Canavan was, from the outset, a consistent supporter of devolution. He takes some pleasure in noting the various Labour politicians whose positions changed substantially over the years. (The present writer will admit to having opposed devolution at the time of the 1974 referendum but being an active supporter of a Yes-Yes vote in 1997.)  By 1997, however, Labour had metamorphosed into New Labour. Canavan never left the Labour Party but the Labour Party had certainly left Dennis Canavan. The party hierarchy moved heaven and earth to ensure that he was not selected as a candidate, indeed was not even on the approved list, for the Scottish parliament. Canavan, contesting his Falkirk West constituency, essentially as an independent, not only beat the Labour Party but secured the highest majority of any MSP. Old Labour had put New Labour to the sword.
What follows is the tale of the first two Scottish parliaments and Dennis Canavan’s role in them. He was a gadfly and an honourable gadfly. He was moved by Tommy Sheridan and Robin Harper as first minister in the first parliament. He supported the right of access to Scottish land. He campaigned for St Andrew’s Day to be a national holiday. He never, however, made the mark in Holyrood which might have been expected of him. Perhaps that was an expectation too far for a man who had lost what he had lost.

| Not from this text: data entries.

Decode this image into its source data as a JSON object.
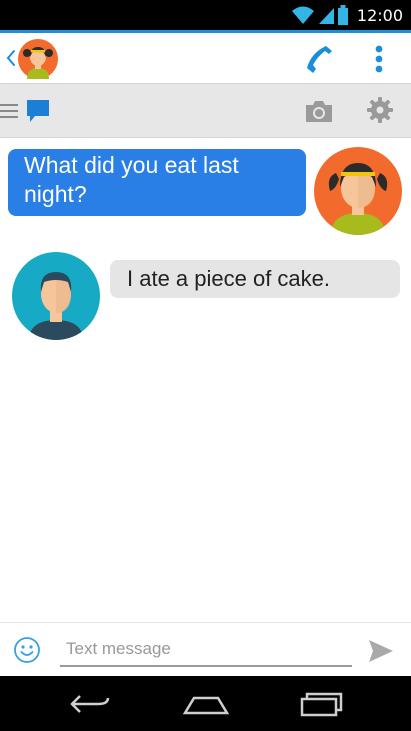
{
  "status_bar": {
    "time": "12:00",
    "icons": [
      "wifi-icon",
      "cellular-signal-icon",
      "battery-icon"
    ]
  },
  "app_bar": {
    "icons": [
      "back-chevron-icon",
      "contact-avatar",
      "phone-icon",
      "overflow-menu-icon"
    ]
  },
  "toolbar": {
    "icons": [
      "hamburger-menu-icon",
      "chat-bubble-icon",
      "camera-icon",
      "gear-icon"
    ]
  },
  "messages": [
    {
      "direction": "outgoing",
      "text": "What did you eat last night?",
      "avatar": "girl-avatar"
    },
    {
      "direction": "incoming",
      "text": "I ate a piece of cake.",
      "avatar": "boy-avatar"
    }
  ],
  "composer": {
    "placeholder": "Text message",
    "value": "",
    "icons": [
      "smiley-icon",
      "send-icon"
    ]
  },
  "nav_bar": {
    "icons": [
      "nav-back-icon",
      "nav-home-icon",
      "nav-recents-icon"
    ]
  },
  "colors": {
    "accent": "#1c8ed9",
    "outgoing_bubble": "#2a7fe6",
    "incoming_bubble": "#e5e5e5",
    "toolbar_bg": "#e7e7e7",
    "avatar_girl_bg": "#f26a2c",
    "avatar_boy_bg": "#17aac4"
  }
}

Throughout the book Canavan’s bête noire is revealed as Donald Dewar. Dewar was of course the right-wing candidate at the 1974 West Stirlingshire Labour selection conference which Canavan won. The rivalry was long distilled. Canavan tells the disconcerting tale, told to him by the then Scottish Labour whip, Allen Adams, that when Adams informed Dewar of Canavan’s son’s terminal illness, Dewar’s response was ‘Oh no!  That’s all we need. He was mad enough before but I shudder to think what he’ll be like now.’ If true it tarnishes the ‘Father of the Nation’ myth.

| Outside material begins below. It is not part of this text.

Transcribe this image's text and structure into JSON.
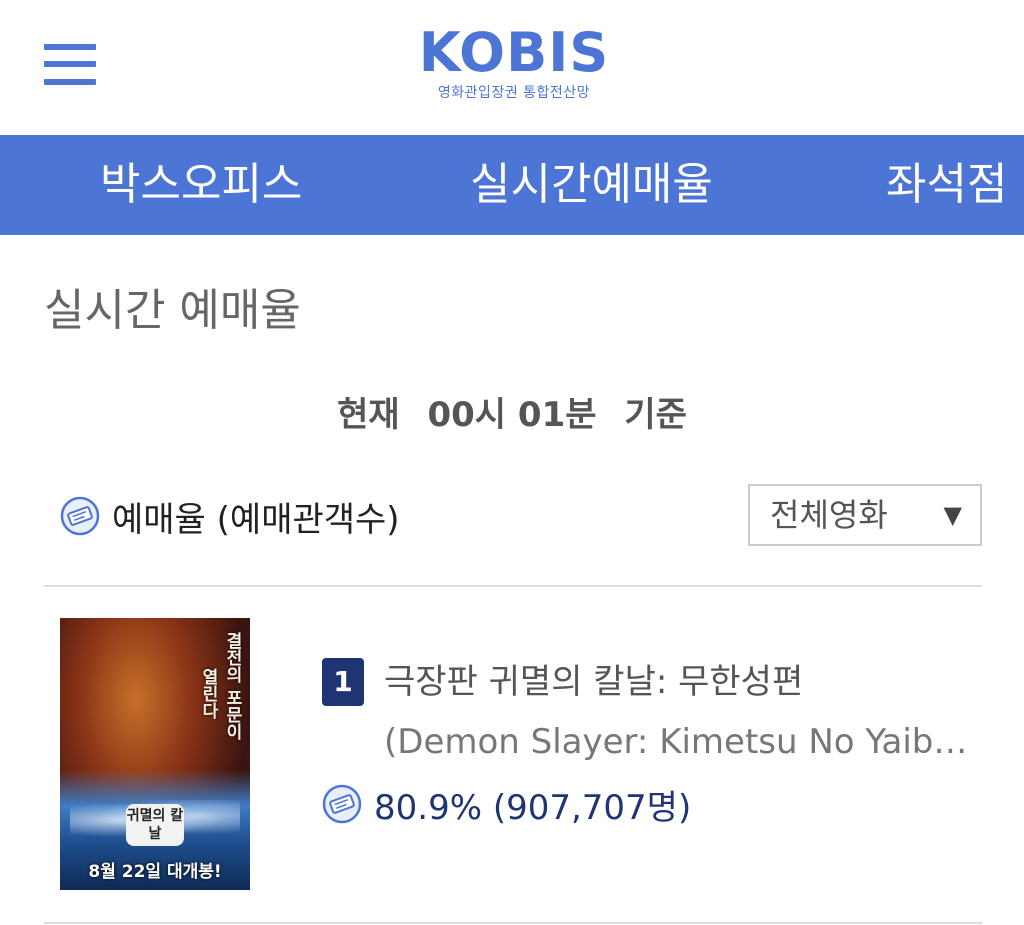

He also quotes Dewar’s response at a Labour fund-raising event to explain Labour’s refusal to endorse Canavan as a member of the panel of candidates for the Scottish parliament: ‘He is simply not good enough.’ That of course was absurd. If Canavan had been good enough to be a Westminster Labour candidate in five general elections, how could he be not good enough? The issue was political and neither about personal quality (as Dewar opined) nor about personal grudges as Canavan suggests. The Labour Party had long abandoned the principles which sustained Dennis Canavan. Principles indeed were dangerous things in its shiny new Edinburgh parliament.

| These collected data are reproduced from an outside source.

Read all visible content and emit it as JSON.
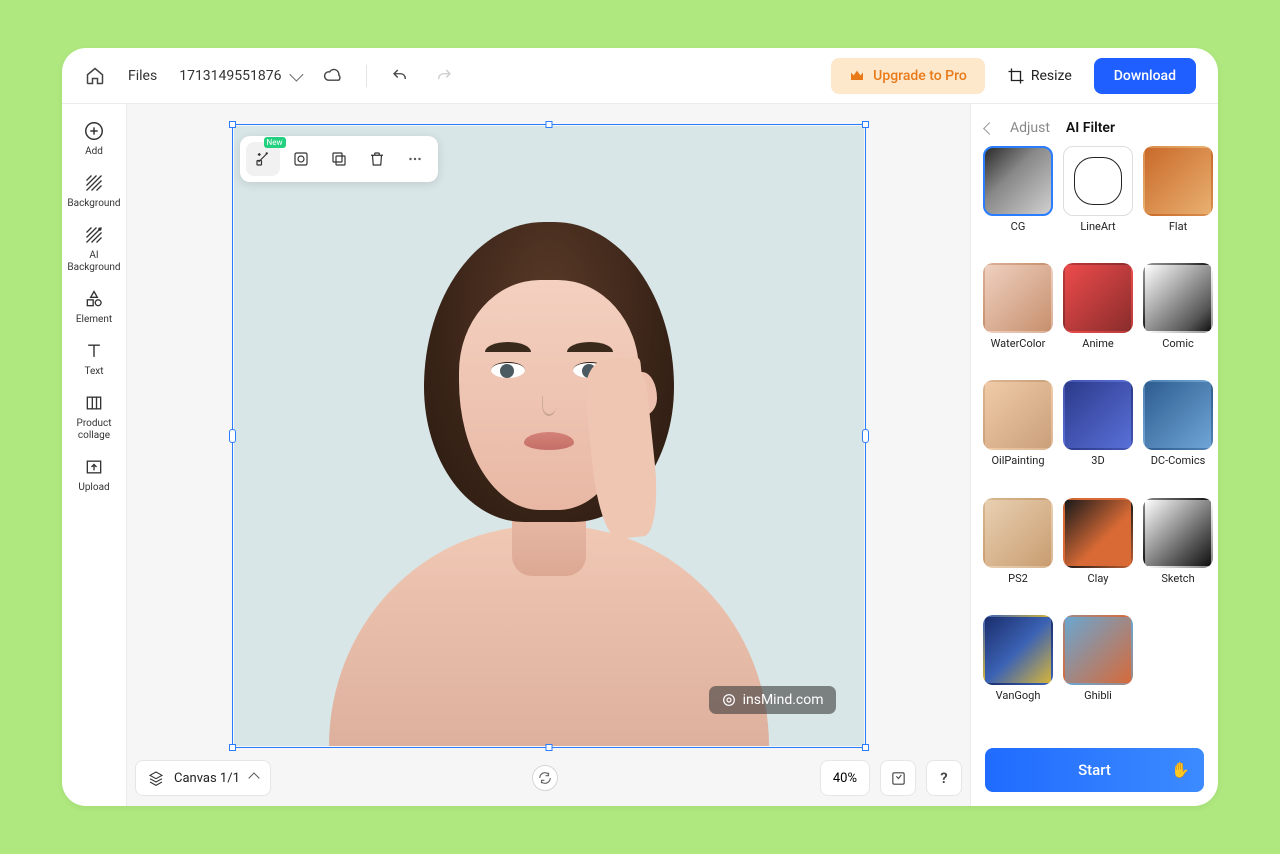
{
  "topbar": {
    "files_label": "Files",
    "filename": "1713149551876",
    "upgrade_label": "Upgrade to Pro",
    "resize_label": "Resize",
    "download_label": "Download"
  },
  "sidebar": {
    "items": [
      {
        "id": "add",
        "label": "Add"
      },
      {
        "id": "background",
        "label": "Background"
      },
      {
        "id": "ai-background",
        "label": "AI\nBackground"
      },
      {
        "id": "element",
        "label": "Element"
      },
      {
        "id": "text",
        "label": "Text"
      },
      {
        "id": "product-collage",
        "label": "Product\ncollage"
      },
      {
        "id": "upload",
        "label": "Upload"
      }
    ]
  },
  "floating_toolbar": {
    "badge": "New"
  },
  "watermark": "insMind.com",
  "bottombar": {
    "canvas_label": "Canvas 1/1",
    "zoom": "40%"
  },
  "right_panel": {
    "tabs": {
      "adjust": "Adjust",
      "ai_filter": "AI Filter"
    },
    "filters": [
      {
        "id": "cg",
        "label": "CG",
        "selected": true
      },
      {
        "id": "lineart",
        "label": "LineArt"
      },
      {
        "id": "flat",
        "label": "Flat"
      },
      {
        "id": "watercolor",
        "label": "WaterColor"
      },
      {
        "id": "anime",
        "label": "Anime"
      },
      {
        "id": "comic",
        "label": "Comic"
      },
      {
        "id": "oilpainting",
        "label": "OilPainting"
      },
      {
        "id": "3d",
        "label": "3D"
      },
      {
        "id": "dccomics",
        "label": "DC-Comics"
      },
      {
        "id": "ps2",
        "label": "PS2"
      },
      {
        "id": "clay",
        "label": "Clay"
      },
      {
        "id": "sketch",
        "label": "Sketch"
      },
      {
        "id": "vangogh",
        "label": "VanGogh"
      },
      {
        "id": "ghibli",
        "label": "Ghibli"
      }
    ],
    "start_label": "Start"
  }
}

That new parliament is a little less shiny today. Canavan, the most traditional of the parliament’s gad-flies is gone. Tommy Sheridan’s public persona has dimmed immeasurably. Only Margo MacDonald remains. (Her autobiography will be a more than welcome piece of reading to all committed to politics beyond the party hacks. When is it coming, Margo?). Dennis Canavan is enjoying life with his young son. He deserves every piece of pleasure he can take and a legitimate sense of pride in a career rooted in values and in principles, commodities in short supply in the party which treated him with such contempt and in party politics generally.